Il hausse les épaules, l’air de dire «  bof, qui sait !» et vide son verre avec toute la dextérité d’un pilier de bar.
-  Je n’y connais pas grand-chose en matière de prise d’otages, mais n’est-il pas d’usage, lorsqu’on est attaqué, qui plus est à sept reprises, d’exécuter ladite otage ?
-  Peut-être a-t-il pensé qu’il était regrettable de perdre sa seule monnaie d’échange. Peut-être se sait-il tellement puissant que toute cette mascarade l’amuse. Ou peut-être a-t-il autre chose à foutre ! Qu’en sais-je, au juste ?
-  Mouais… Tout ceci n’a rien de bien rassurant.

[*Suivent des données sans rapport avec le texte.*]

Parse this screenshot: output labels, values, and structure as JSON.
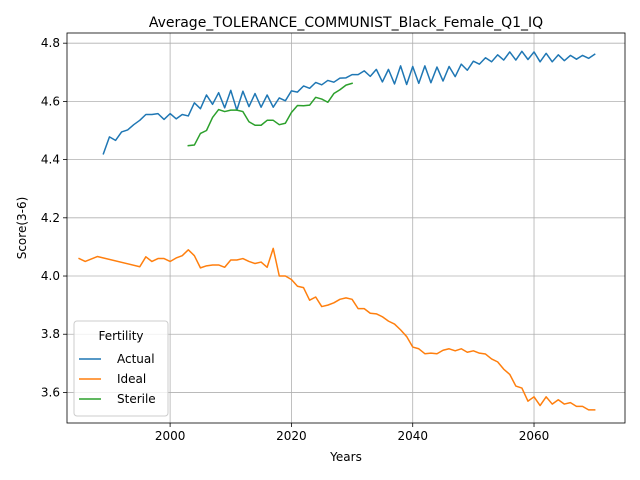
{
  "chart_data": {
    "type": "line",
    "title": "Average_TOLERANCE_COMMUNIST_Black_Female_Q1_IQ",
    "xlabel": "Years",
    "ylabel": "Score(3-6)",
    "xlim": [
      1983,
      2075
    ],
    "ylim": [
      3.495,
      4.835
    ],
    "xticks": [
      2000,
      2020,
      2040,
      2060
    ],
    "yticks": [
      3.6,
      3.8,
      4.0,
      4.2,
      4.4,
      4.6,
      4.8
    ],
    "grid": true,
    "legend": {
      "title": "Fertility",
      "placement": "lower-left"
    },
    "series": [
      {
        "name": "Actual",
        "color": "#1f77b4",
        "points": [
          [
            1989,
            4.42
          ],
          [
            1990,
            4.478
          ],
          [
            1991,
            4.466
          ],
          [
            1992,
            4.495
          ],
          [
            1993,
            4.502
          ],
          [
            1994,
            4.52
          ],
          [
            1995,
            4.535
          ],
          [
            1996,
            4.555
          ],
          [
            1997,
            4.555
          ],
          [
            1998,
            4.558
          ],
          [
            1999,
            4.538
          ],
          [
            2000,
            4.558
          ],
          [
            2001,
            4.54
          ],
          [
            2002,
            4.555
          ],
          [
            2003,
            4.55
          ],
          [
            2004,
            4.595
          ],
          [
            2005,
            4.575
          ],
          [
            2006,
            4.622
          ],
          [
            2007,
            4.59
          ],
          [
            2008,
            4.63
          ],
          [
            2009,
            4.578
          ],
          [
            2010,
            4.638
          ],
          [
            2011,
            4.57
          ],
          [
            2012,
            4.635
          ],
          [
            2013,
            4.582
          ],
          [
            2014,
            4.627
          ],
          [
            2015,
            4.58
          ],
          [
            2016,
            4.622
          ],
          [
            2017,
            4.58
          ],
          [
            2018,
            4.612
          ],
          [
            2019,
            4.602
          ],
          [
            2020,
            4.636
          ],
          [
            2021,
            4.632
          ],
          [
            2022,
            4.653
          ],
          [
            2023,
            4.645
          ],
          [
            2024,
            4.665
          ],
          [
            2025,
            4.657
          ],
          [
            2026,
            4.672
          ],
          [
            2027,
            4.666
          ],
          [
            2028,
            4.68
          ],
          [
            2029,
            4.681
          ],
          [
            2030,
            4.692
          ],
          [
            2031,
            4.692
          ],
          [
            2032,
            4.705
          ],
          [
            2033,
            4.686
          ],
          [
            2034,
            4.71
          ],
          [
            2035,
            4.667
          ],
          [
            2036,
            4.71
          ],
          [
            2037,
            4.66
          ],
          [
            2038,
            4.722
          ],
          [
            2039,
            4.658
          ],
          [
            2040,
            4.72
          ],
          [
            2041,
            4.662
          ],
          [
            2042,
            4.722
          ],
          [
            2043,
            4.664
          ],
          [
            2044,
            4.718
          ],
          [
            2045,
            4.67
          ],
          [
            2046,
            4.72
          ],
          [
            2047,
            4.685
          ],
          [
            2048,
            4.728
          ],
          [
            2049,
            4.707
          ],
          [
            2050,
            4.738
          ],
          [
            2051,
            4.728
          ],
          [
            2052,
            4.75
          ],
          [
            2053,
            4.736
          ],
          [
            2054,
            4.76
          ],
          [
            2055,
            4.742
          ],
          [
            2056,
            4.77
          ],
          [
            2057,
            4.742
          ],
          [
            2058,
            4.772
          ],
          [
            2059,
            4.744
          ],
          [
            2060,
            4.77
          ],
          [
            2061,
            4.736
          ],
          [
            2062,
            4.765
          ],
          [
            2063,
            4.736
          ],
          [
            2064,
            4.76
          ],
          [
            2065,
            4.74
          ],
          [
            2066,
            4.758
          ],
          [
            2067,
            4.745
          ],
          [
            2068,
            4.758
          ],
          [
            2069,
            4.748
          ],
          [
            2070,
            4.762
          ]
        ]
      },
      {
        "name": "Ideal",
        "color": "#ff7f0e",
        "points": [
          [
            1985,
            4.06
          ],
          [
            1986,
            4.05
          ],
          [
            1988,
            4.067
          ],
          [
            1995,
            4.032
          ],
          [
            1996,
            4.066
          ],
          [
            1997,
            4.05
          ],
          [
            1998,
            4.06
          ],
          [
            1999,
            4.06
          ],
          [
            2000,
            4.05
          ],
          [
            2001,
            4.062
          ],
          [
            2002,
            4.07
          ],
          [
            2003,
            4.09
          ],
          [
            2004,
            4.07
          ],
          [
            2005,
            4.028
          ],
          [
            2006,
            4.035
          ],
          [
            2007,
            4.038
          ],
          [
            2008,
            4.038
          ],
          [
            2009,
            4.03
          ],
          [
            2010,
            4.055
          ],
          [
            2011,
            4.055
          ],
          [
            2012,
            4.06
          ],
          [
            2013,
            4.05
          ],
          [
            2014,
            4.043
          ],
          [
            2015,
            4.048
          ],
          [
            2016,
            4.03
          ],
          [
            2017,
            4.095
          ],
          [
            2018,
            4.0
          ],
          [
            2019,
            4.0
          ],
          [
            2020,
            3.988
          ],
          [
            2021,
            3.965
          ],
          [
            2022,
            3.96
          ],
          [
            2023,
            3.917
          ],
          [
            2024,
            3.928
          ],
          [
            2025,
            3.895
          ],
          [
            2026,
            3.9
          ],
          [
            2027,
            3.908
          ],
          [
            2028,
            3.92
          ],
          [
            2029,
            3.925
          ],
          [
            2030,
            3.92
          ],
          [
            2031,
            3.888
          ],
          [
            2032,
            3.888
          ],
          [
            2033,
            3.872
          ],
          [
            2034,
            3.87
          ],
          [
            2035,
            3.86
          ],
          [
            2036,
            3.845
          ],
          [
            2037,
            3.835
          ],
          [
            2038,
            3.815
          ],
          [
            2039,
            3.792
          ],
          [
            2040,
            3.756
          ],
          [
            2041,
            3.75
          ],
          [
            2042,
            3.733
          ],
          [
            2043,
            3.735
          ],
          [
            2044,
            3.733
          ],
          [
            2045,
            3.745
          ],
          [
            2046,
            3.75
          ],
          [
            2047,
            3.743
          ],
          [
            2048,
            3.75
          ],
          [
            2049,
            3.738
          ],
          [
            2050,
            3.743
          ],
          [
            2051,
            3.735
          ],
          [
            2052,
            3.732
          ],
          [
            2053,
            3.715
          ],
          [
            2054,
            3.705
          ],
          [
            2055,
            3.68
          ],
          [
            2056,
            3.662
          ],
          [
            2057,
            3.622
          ],
          [
            2058,
            3.615
          ],
          [
            2059,
            3.57
          ],
          [
            2060,
            3.585
          ],
          [
            2061,
            3.555
          ],
          [
            2062,
            3.585
          ],
          [
            2063,
            3.56
          ],
          [
            2064,
            3.575
          ],
          [
            2065,
            3.56
          ],
          [
            2066,
            3.565
          ],
          [
            2067,
            3.552
          ],
          [
            2068,
            3.552
          ],
          [
            2069,
            3.54
          ],
          [
            2070,
            3.54
          ]
        ]
      },
      {
        "name": "Sterile",
        "color": "#2ca02c",
        "points": [
          [
            2003,
            4.448
          ],
          [
            2004,
            4.45
          ],
          [
            2005,
            4.49
          ],
          [
            2006,
            4.5
          ],
          [
            2007,
            4.545
          ],
          [
            2008,
            4.572
          ],
          [
            2009,
            4.565
          ],
          [
            2010,
            4.57
          ],
          [
            2011,
            4.57
          ],
          [
            2012,
            4.565
          ],
          [
            2013,
            4.53
          ],
          [
            2014,
            4.518
          ],
          [
            2015,
            4.518
          ],
          [
            2016,
            4.535
          ],
          [
            2017,
            4.535
          ],
          [
            2018,
            4.52
          ],
          [
            2019,
            4.525
          ],
          [
            2020,
            4.562
          ],
          [
            2021,
            4.586
          ],
          [
            2022,
            4.585
          ],
          [
            2023,
            4.587
          ],
          [
            2024,
            4.614
          ],
          [
            2025,
            4.608
          ],
          [
            2026,
            4.597
          ],
          [
            2027,
            4.627
          ],
          [
            2028,
            4.64
          ],
          [
            2029,
            4.656
          ],
          [
            2030,
            4.662
          ]
        ]
      }
    ]
  }
}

Le patron se redresse et tend alors vers moi son visage massif, cerclé d’une impressionnante barbe grise.
- Trêve de palabres, Mr Prince. L’alternative est loin d’être compliquée : ou bien vous partez sur le champ pour la Grande Tour Noire, vous affrontez la forêt, l’hydre, les pièges, le mage et libérez ma fille. Vous revenez ici en grandes pompes, plus riche que Crésus et fiancé à la plus  douce, la plus belle, la plus inestimable jeune femme du Royaume. Ou bien, j’envoie quelqu’un d’autre. Qui sait, peut-être même des centaines d’autres. L’un d’eux finira bien par triompher ! Il deviendra un héros ! Quant à vous, vous demeurerez jusqu’à la fin de vos jours le même pantin pitoyable et fauché ! Alors ? Qu’avez-vous à répondre à cela ?
-  Moi, fiancé à la Princesse ?
-  Oui…enfin, c’est en quelque sorte le cadeau bonus. Vous la sauvez, je vous l’offre…
-  Mais… pourquoi ?
-  Ce sont des choses qui se font, voyez-vous. Je ne sais pas trop pourquoi, mais c’est ainsi. Cela devrait d’ailleurs vous motiver encore davantage, non ?
-  Oui…enfin, non… Je veux dire… sauf votre respect, Monsieur… Je ne sais que répondre…
-  Eh bien essayez « Merci », ça fonctionne plutôt bien, généralement.
-  Non. En fait, je…je… Je n’en veux pas, moi, de la Princesse !
J’ignore si ma voix a trahi la virulence de mes pensées, ou si un silence de cathédrale a amplifié cette phrase, aussitôt regrettée, mais ce fut comme si j’avais dégainé mon mousquet pour tirer dans le lustre.
Comprenons-nous : je n’ai pas regretté le fond de mon propos, mais en croisant le regard contrarié de mon hôte, j’ai profondément regretté mon manque de tact. On peut parler d’un cri du cœur ou d’un trop plein d’émotions. Néanmoins, une chose est certaine : je n’ai aucune envie d’épouser la fille du boss !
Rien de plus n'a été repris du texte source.